Research and common sense tell us that smart use of digital tools and online marketplaces drives small business success. In the best of times, businesses that use affordable, scalable small business tools grow faster and have higher revenue and profits. In a pandemic, access to these tools may be the difference between staying in or bankruptcy.
According to Digitally Driven, a survey of more than 7,000 small businesses, tools that enable e-commerce, digital marketing, more efficient operations and working from home give American small businesses a fighting chance during the COVID recession.
They form a Digital Safety Net, as businesses that embrace them anticipate four times better revenue than those that don’t. Additional research documents that online marketplaces provided more than $145 billion in value in 2018 and likely twice that during the COVID pandemic.
By rejecting the data, Cicilline’s report is wrong from its thesis to the conclusion. Government concerns of tech-industry monopolies and market dominance are always built on quicksand.
Remember Yahoo, AOL and MySpace? Zoom was virtually unknown in February but now is synonymous with video conferencing as Kleenex is with tissues. To assert that there is no competition in technology is to ignore recent history.
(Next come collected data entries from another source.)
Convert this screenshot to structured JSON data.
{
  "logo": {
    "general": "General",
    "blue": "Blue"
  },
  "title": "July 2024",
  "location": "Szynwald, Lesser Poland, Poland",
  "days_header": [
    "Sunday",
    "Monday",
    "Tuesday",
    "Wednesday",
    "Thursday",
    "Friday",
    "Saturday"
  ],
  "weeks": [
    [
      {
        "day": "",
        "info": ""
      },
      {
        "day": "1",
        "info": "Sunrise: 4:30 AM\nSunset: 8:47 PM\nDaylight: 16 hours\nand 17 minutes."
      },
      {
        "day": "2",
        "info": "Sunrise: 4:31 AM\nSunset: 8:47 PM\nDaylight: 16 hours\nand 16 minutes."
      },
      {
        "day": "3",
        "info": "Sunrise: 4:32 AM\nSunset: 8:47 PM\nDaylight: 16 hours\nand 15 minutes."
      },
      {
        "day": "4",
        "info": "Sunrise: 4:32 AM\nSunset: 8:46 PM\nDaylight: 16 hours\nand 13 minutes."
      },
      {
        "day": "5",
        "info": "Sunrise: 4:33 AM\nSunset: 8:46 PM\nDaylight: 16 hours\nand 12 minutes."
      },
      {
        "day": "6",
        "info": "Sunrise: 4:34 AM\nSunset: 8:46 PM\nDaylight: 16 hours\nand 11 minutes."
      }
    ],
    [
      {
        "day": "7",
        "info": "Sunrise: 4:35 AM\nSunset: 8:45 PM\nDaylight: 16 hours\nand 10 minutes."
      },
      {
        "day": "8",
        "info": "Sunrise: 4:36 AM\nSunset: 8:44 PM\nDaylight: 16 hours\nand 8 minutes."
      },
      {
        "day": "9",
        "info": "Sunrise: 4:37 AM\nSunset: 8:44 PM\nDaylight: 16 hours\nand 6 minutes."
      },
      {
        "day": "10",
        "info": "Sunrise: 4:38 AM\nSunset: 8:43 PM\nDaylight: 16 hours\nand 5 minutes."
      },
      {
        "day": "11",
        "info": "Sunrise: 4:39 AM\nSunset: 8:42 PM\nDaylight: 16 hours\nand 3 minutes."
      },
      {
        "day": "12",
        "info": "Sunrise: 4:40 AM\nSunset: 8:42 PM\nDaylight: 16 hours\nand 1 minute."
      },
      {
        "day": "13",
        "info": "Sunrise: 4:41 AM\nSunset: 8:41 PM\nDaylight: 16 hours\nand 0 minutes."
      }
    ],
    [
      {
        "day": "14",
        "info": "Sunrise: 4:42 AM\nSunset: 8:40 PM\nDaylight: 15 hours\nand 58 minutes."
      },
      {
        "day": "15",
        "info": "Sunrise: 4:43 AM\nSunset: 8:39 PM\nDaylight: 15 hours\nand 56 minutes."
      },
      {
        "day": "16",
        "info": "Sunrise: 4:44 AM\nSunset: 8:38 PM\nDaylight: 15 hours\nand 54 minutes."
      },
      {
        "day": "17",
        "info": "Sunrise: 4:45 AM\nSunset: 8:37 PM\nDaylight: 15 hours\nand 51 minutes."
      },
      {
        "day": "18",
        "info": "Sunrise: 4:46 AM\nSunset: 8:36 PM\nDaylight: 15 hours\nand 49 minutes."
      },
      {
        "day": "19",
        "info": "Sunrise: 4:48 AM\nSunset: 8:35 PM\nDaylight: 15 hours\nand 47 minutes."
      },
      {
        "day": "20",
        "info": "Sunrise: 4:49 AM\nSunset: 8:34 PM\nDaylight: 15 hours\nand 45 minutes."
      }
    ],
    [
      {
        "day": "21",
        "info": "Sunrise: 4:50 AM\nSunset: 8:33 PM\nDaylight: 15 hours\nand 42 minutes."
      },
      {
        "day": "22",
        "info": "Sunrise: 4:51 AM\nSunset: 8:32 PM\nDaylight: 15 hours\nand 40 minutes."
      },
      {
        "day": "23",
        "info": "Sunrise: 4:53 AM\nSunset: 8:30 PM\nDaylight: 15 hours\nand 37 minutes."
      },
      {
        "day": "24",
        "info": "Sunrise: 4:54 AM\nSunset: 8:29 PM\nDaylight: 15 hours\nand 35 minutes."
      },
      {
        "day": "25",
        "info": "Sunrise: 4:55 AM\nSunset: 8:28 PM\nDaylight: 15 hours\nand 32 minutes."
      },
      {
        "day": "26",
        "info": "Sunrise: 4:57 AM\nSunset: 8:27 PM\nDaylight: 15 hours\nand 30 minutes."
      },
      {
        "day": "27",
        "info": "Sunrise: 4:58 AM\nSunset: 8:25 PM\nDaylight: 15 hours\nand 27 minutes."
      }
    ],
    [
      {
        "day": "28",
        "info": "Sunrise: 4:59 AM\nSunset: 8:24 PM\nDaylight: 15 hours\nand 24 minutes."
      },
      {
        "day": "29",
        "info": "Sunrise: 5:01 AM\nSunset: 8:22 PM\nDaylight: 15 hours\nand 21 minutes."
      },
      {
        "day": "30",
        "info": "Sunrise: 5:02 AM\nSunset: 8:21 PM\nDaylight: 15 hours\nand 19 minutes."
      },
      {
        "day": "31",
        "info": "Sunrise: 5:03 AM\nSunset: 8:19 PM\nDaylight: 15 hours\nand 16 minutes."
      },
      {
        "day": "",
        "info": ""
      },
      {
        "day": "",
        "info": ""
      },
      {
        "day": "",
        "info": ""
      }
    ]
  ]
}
At the heart of Cicilline’s recommendations is a “single-line of business rule” for digital platforms and marketplaces. This “Glass-Steagall for the Internet” proposal may be clever branding, but really it is a bad analogy built on faulty mythology twisted into bad public policy.
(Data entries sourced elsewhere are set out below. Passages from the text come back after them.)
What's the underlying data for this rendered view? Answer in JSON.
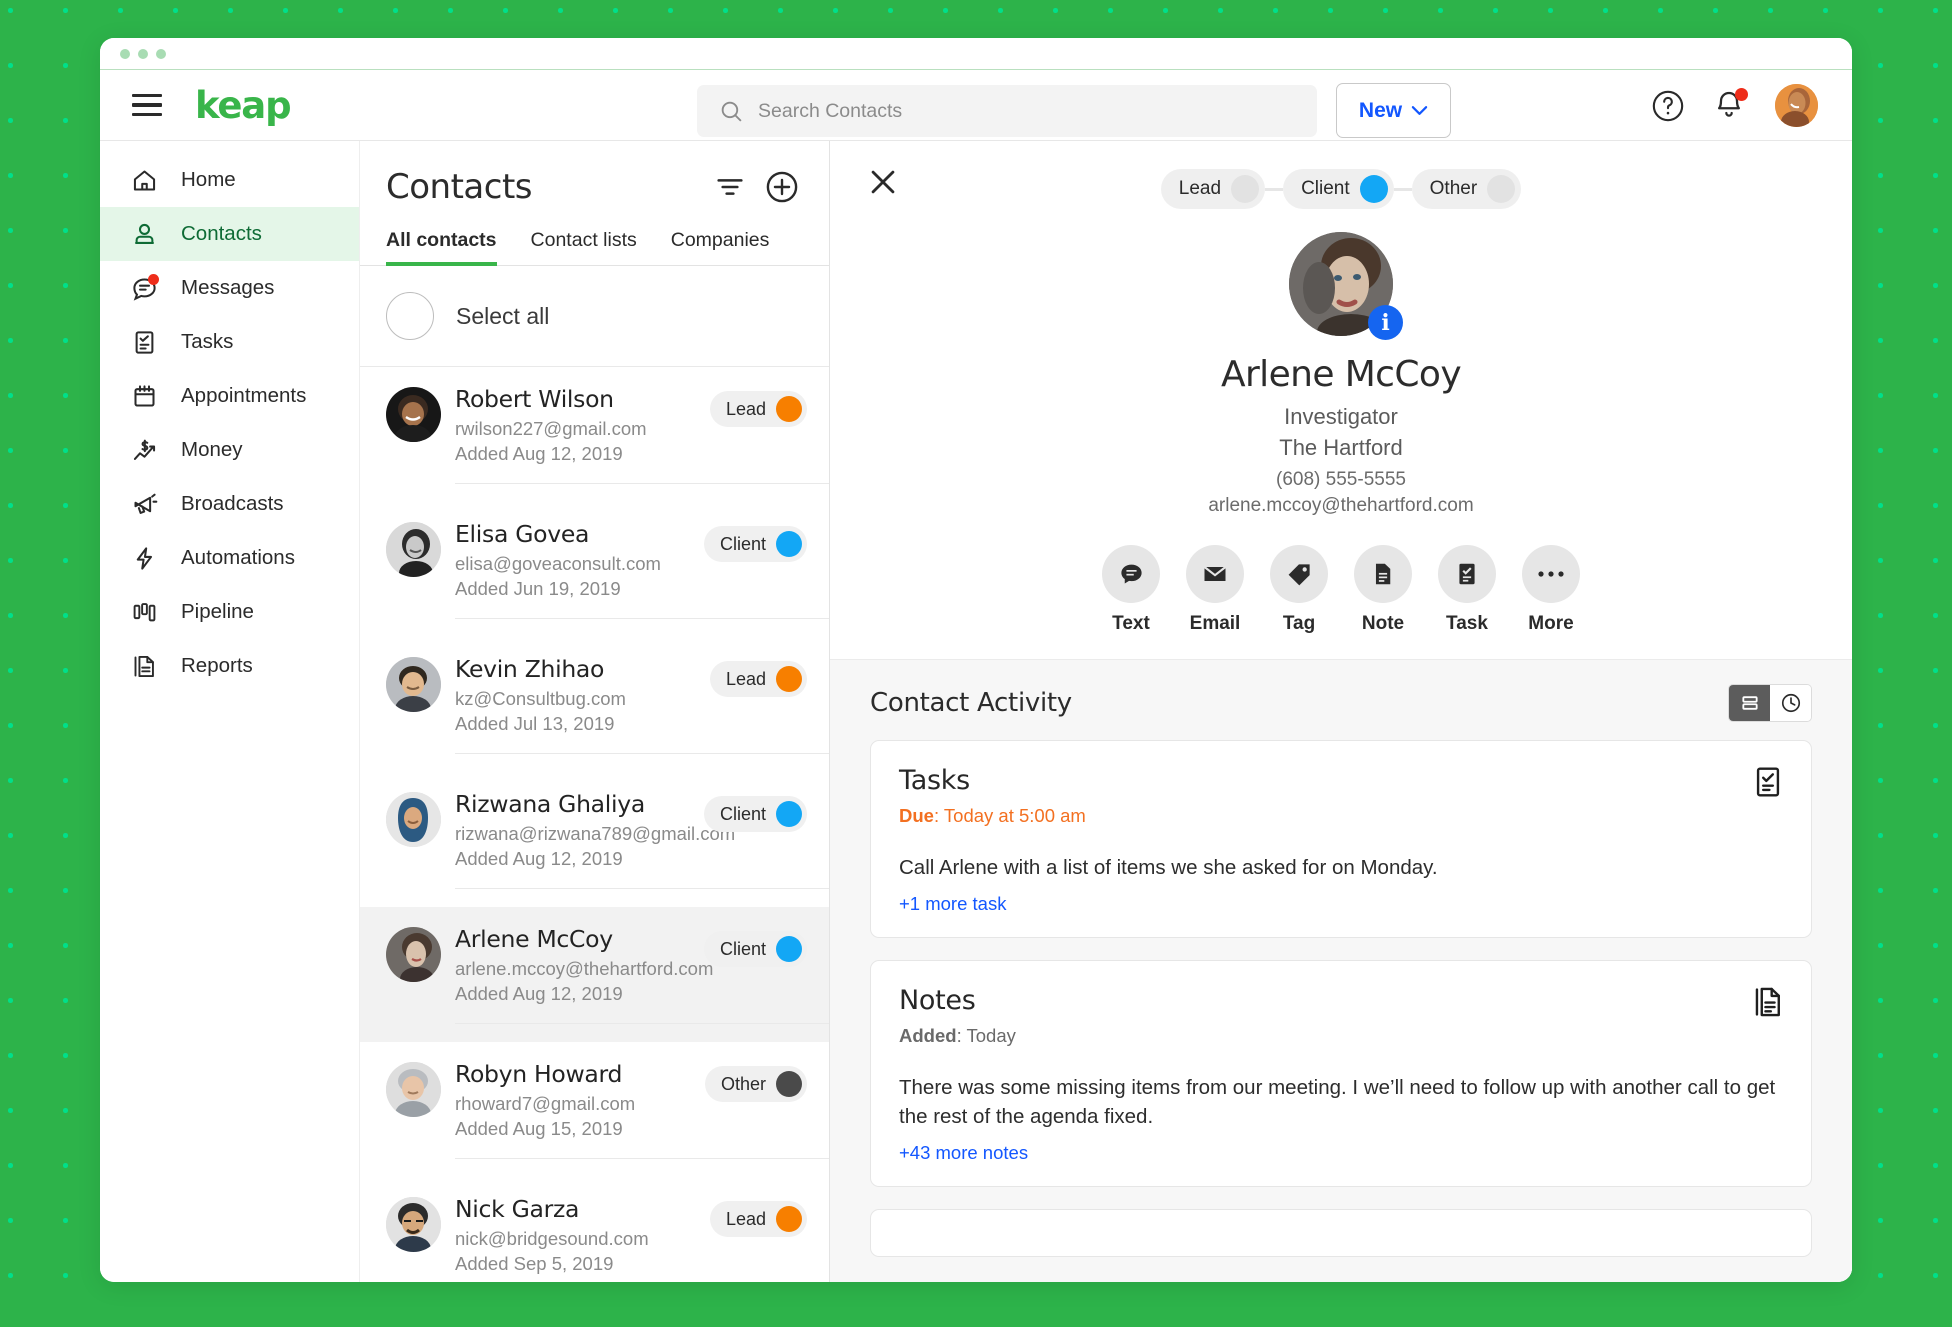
{
  "theme": {
    "brand_green": "#39b54a",
    "bg_green": "#2db34a",
    "accent_blue": "#1357ff",
    "lead_orange": "#f77f00",
    "client_blue": "#13a7f5",
    "other_gray": "#4a4a4a",
    "due_orange": "#f37021"
  },
  "header": {
    "logo": "keap",
    "menu_icon": "hamburger-icon",
    "search": {
      "placeholder": "Search Contacts",
      "value": "",
      "icon": "search-icon"
    },
    "new_button": {
      "label": "New",
      "icon": "chevron-down-icon"
    },
    "help_icon": "help-circle-icon",
    "notifications_icon": "bell-icon",
    "avatar": "user-avatar"
  },
  "sidebar": {
    "items": [
      {
        "label": "Home",
        "icon": "home-icon",
        "active": false,
        "badge": false
      },
      {
        "label": "Contacts",
        "icon": "person-icon",
        "active": true,
        "badge": false
      },
      {
        "label": "Messages",
        "icon": "chat-bubble-icon",
        "active": false,
        "badge": true
      },
      {
        "label": "Tasks",
        "icon": "checklist-icon",
        "active": false,
        "badge": false
      },
      {
        "label": "Appointments",
        "icon": "calendar-icon",
        "active": false,
        "badge": false
      },
      {
        "label": "Money",
        "icon": "dollar-chart-icon",
        "active": false,
        "badge": false
      },
      {
        "label": "Broadcasts",
        "icon": "megaphone-icon",
        "active": false,
        "badge": false
      },
      {
        "label": "Automations",
        "icon": "lightning-bolt-icon",
        "active": false,
        "badge": false
      },
      {
        "label": "Pipeline",
        "icon": "pipeline-bars-icon",
        "active": false,
        "badge": false
      },
      {
        "label": "Reports",
        "icon": "report-document-icon",
        "active": false,
        "badge": false
      }
    ]
  },
  "contacts_panel": {
    "title": "Contacts",
    "filter_icon": "filter-icon",
    "add_icon": "plus-circle-icon",
    "tabs": [
      {
        "label": "All contacts",
        "active": true
      },
      {
        "label": "Contact lists",
        "active": false
      },
      {
        "label": "Companies",
        "active": false
      }
    ],
    "select_all_label": "Select all",
    "rows": [
      {
        "name": "Robert Wilson",
        "email": "rwilson227@gmail.com",
        "added": "Added Aug 12, 2019",
        "tag": "Lead",
        "tag_color": "#f77f00",
        "selected": false
      },
      {
        "name": "Elisa Govea",
        "email": "elisa@goveaconsult.com",
        "added": "Added Jun 19, 2019",
        "tag": "Client",
        "tag_color": "#13a7f5",
        "selected": false
      },
      {
        "name": "Kevin Zhihao",
        "email": "kz@Consultbug.com",
        "added": "Added Jul 13, 2019",
        "tag": "Lead",
        "tag_color": "#f77f00",
        "selected": false
      },
      {
        "name": "Rizwana Ghaliya",
        "email": "rizwana@rizwana789@gmail.com",
        "added": "Added Aug 12, 2019",
        "tag": "Client",
        "tag_color": "#13a7f5",
        "selected": false
      },
      {
        "name": "Arlene McCoy",
        "email": "arlene.mccoy@thehartford.com",
        "added": "Added Aug 12, 2019",
        "tag": "Client",
        "tag_color": "#13a7f5",
        "selected": true
      },
      {
        "name": "Robyn Howard",
        "email": "rhoward7@gmail.com",
        "added": "Added Aug 15, 2019",
        "tag": "Other",
        "tag_color": "#4a4a4a",
        "selected": false
      },
      {
        "name": "Nick Garza",
        "email": "nick@bridgesound.com",
        "added": "Added Sep 5, 2019",
        "tag": "Lead",
        "tag_color": "#f77f00",
        "selected": false
      }
    ]
  },
  "detail": {
    "close_icon": "close-x-icon",
    "segments": [
      {
        "label": "Lead",
        "active": false
      },
      {
        "label": "Client",
        "active": true
      },
      {
        "label": "Other",
        "active": false
      }
    ],
    "info_badge": "i",
    "name": "Arlene McCoy",
    "job_title": "Investigator",
    "company": "The Hartford",
    "phone": "(608) 555-5555",
    "email": "arlene.mccoy@thehartford.com",
    "actions": [
      {
        "label": "Text",
        "icon": "chat-bubble-icon"
      },
      {
        "label": "Email",
        "icon": "envelope-icon"
      },
      {
        "label": "Tag",
        "icon": "tag-icon"
      },
      {
        "label": "Note",
        "icon": "note-document-icon"
      },
      {
        "label": "Task",
        "icon": "checklist-icon"
      },
      {
        "label": "More",
        "icon": "ellipsis-icon"
      }
    ],
    "activity": {
      "title": "Contact Activity",
      "view_list_icon": "list-view-icon",
      "view_timeline_icon": "clock-icon",
      "active_view": "list",
      "cards": [
        {
          "title": "Tasks",
          "meta_label": "Due",
          "meta_value": "Today at 5:00 am",
          "meta_style": "due",
          "body": "Call Arlene with a list of items we she asked for on Monday.",
          "more": "+1 more task",
          "icon": "checklist-icon"
        },
        {
          "title": "Notes",
          "meta_label": "Added",
          "meta_value": "Today",
          "meta_style": "added",
          "body": "There was some missing items from our meeting. I we’ll need to follow up with another call to get the rest of the agenda fixed.",
          "more": "+43 more notes",
          "icon": "note-document-icon"
        }
      ]
    }
  }
}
The legend was that banks’ bad investments using consumer deposits caused the Great Depression, and the Glass-Steagall Act of 1933 was intended to prevent banks from gambling with consumer deposits again. But today’s digital economy is not causing a Depression or the COVID recession. Digital platforms are delivering billions of dollars of value to consumers and small businesses and justifiably have been embraced as a result.
Another absurd proposal would ban digital marketplaces from showing any preference for their own products. But grocery and department stores have been selling their own brands alongside third-party products for decades. Will Congress also require store-brand cereal to be on supermarkets’ top shelves so consumers are less likely to find it?
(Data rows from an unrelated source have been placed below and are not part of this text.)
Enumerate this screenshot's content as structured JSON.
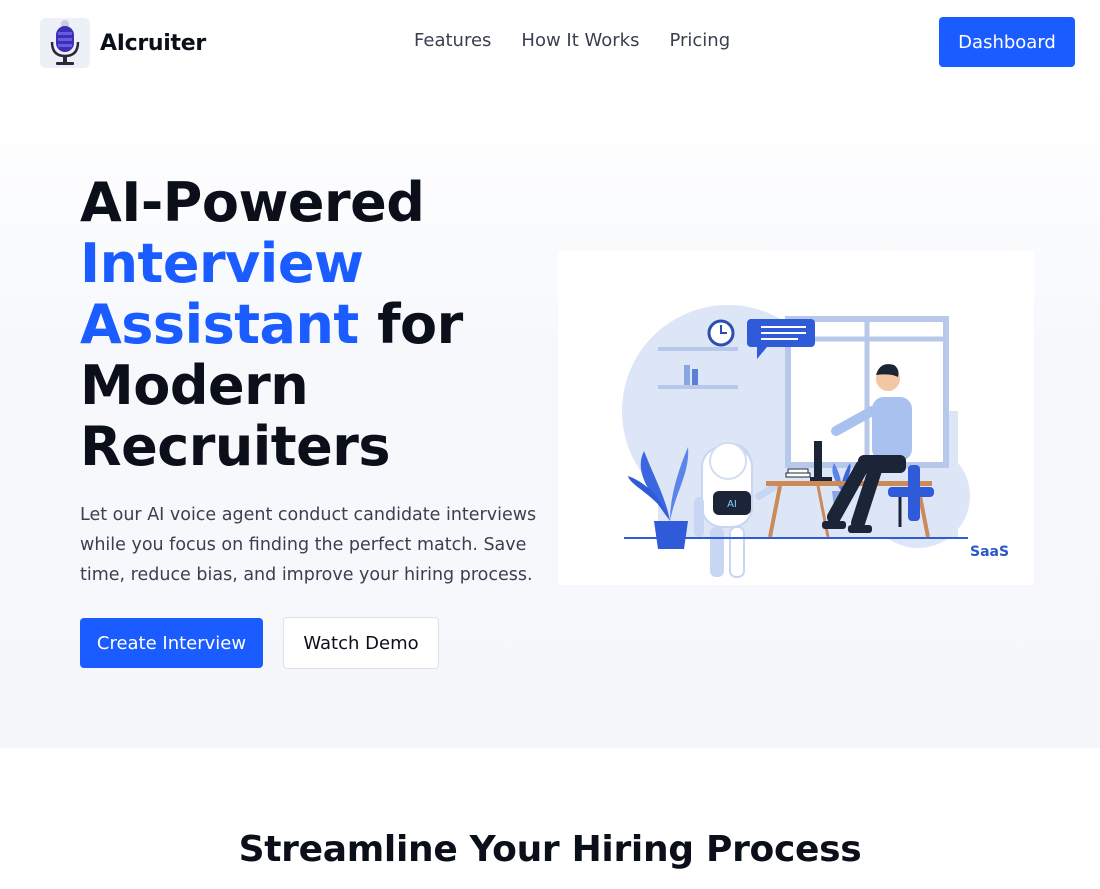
{
  "header": {
    "brand": "AIcruiter",
    "nav": [
      "Features",
      "How It Works",
      "Pricing"
    ],
    "dashboard_label": "Dashboard"
  },
  "hero": {
    "headline_line1": "AI-Powered",
    "headline_accent": "Interview Assistant",
    "headline_tail": "for Modern Recruiters",
    "lede": "Let our AI voice agent conduct candidate interviews while you focus on finding the perfect match. Save time, reduce bias, and improve your hiring process.",
    "primary_cta": "Create Interview",
    "secondary_cta": "Watch Demo",
    "illustration": {
      "robot_screen_text": "AI",
      "tag": "SaaS"
    }
  },
  "section": {
    "title": "Streamline Your Hiring Process"
  },
  "colors": {
    "accent": "#1a5cff",
    "text": "#0b0f19",
    "muted": "#3a4050"
  }
}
The Cicilline proposal is a square peg in the modern economy’s round hole, and the resulting chaos will create inefficiencies and force higher prices for online ads, marketplaces, business collaboration tools, and many more services that today work brilliantly for millions of small businesses.
Despite the obvious evidence of tech industry competition and value, including digital platforms’ fierce competition for small business advertising, marketing, and software dollars, Rep. Cicilline is not convinced.
Or perhaps he is simply too busy headlining fundraisers as a modern-day trust-buster to pay attention to the substantive details and data. Is it any wonder that he is releasing the report while the media is occupied with the pandemic, Supreme Court and election?
Regulations are not inherently bad, and antitrust law is essential to protecting consumers. But the wrong regulations for the wrong reasons at the wrong time will have unintended consequences.
Forcibly breaking apart digital platforms will eliminate the gains that many small businesses have enjoyed for nearly a decade. The competition debate cannot just be about the “big” in Big Tech, as these platforms’ size and scale are precisely what enables them to provide small businesses with high-quality tools and services at affordable prices.
The debate about Big Tech must include Main Street and the millions of small businesses that are the backbone of our economy and will drive our economic recovery.